DIRECT SUMMATION OF ELEMENTARY PINNING FORCES FOR NB-TI SUPERCONDUCTORS WITH A FIELD-DEPENDENT PROBABILITY FUNCTION

As T --> T(c) the field dependence of F(p) for optimized, high-J(c) Nb-Ti changes progressively from b(1 - b) to approximately b(1 - b)2.5, a result which has no explanation. In this paper, we investigate the influence of a pinning probability function P(b) on the field dependence of F(p). The elementary pinning force (f(p)) for a core-pinning interaction may be greater than the value which would be obtained for a random sampling of the pins (<f(p)>) because the pins which have an above-average strength will be occupied with higher probability. As the field increases, the field-independent line energy becomes stronger than the decreasing pinning energy, and the deviations necessary for the selection of above-average pins occur less often.
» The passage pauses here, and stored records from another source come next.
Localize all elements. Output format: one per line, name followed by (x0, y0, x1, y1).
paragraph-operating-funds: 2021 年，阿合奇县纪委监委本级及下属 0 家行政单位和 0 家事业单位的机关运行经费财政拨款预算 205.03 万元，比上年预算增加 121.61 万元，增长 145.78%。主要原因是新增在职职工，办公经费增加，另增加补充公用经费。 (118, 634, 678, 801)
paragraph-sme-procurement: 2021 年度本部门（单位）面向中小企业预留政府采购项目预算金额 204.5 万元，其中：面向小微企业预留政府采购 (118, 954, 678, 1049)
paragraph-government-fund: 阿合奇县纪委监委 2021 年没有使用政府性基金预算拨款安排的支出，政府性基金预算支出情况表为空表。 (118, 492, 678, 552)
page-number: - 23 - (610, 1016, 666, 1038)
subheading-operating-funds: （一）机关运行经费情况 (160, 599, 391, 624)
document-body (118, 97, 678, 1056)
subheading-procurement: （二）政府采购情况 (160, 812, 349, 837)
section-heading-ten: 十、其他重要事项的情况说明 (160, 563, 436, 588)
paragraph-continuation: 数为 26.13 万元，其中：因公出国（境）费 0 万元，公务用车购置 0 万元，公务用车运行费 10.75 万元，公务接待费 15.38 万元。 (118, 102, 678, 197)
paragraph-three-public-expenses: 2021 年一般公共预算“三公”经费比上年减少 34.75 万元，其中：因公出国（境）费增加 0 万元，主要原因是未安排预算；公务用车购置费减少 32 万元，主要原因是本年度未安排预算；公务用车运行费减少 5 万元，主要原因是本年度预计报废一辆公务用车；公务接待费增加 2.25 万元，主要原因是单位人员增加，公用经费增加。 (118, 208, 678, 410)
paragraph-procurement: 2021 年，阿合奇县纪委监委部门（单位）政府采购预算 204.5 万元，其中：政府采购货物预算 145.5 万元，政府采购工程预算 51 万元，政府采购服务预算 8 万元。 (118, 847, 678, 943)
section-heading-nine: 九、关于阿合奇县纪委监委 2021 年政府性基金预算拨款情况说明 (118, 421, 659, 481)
The difference between f(p) and <f(p)>, which is proportional to P(b), accordingly decreases. From direct summation, F(p) almost-equal-to (B/phi(0)). f(p), and because the field dependence of f(p) is proportional to 1 - b (due to the core interaction) and also to P(b), the field dependence of F(p) is proportional to b(1 - b)P(b). This may resolve the F(p) results.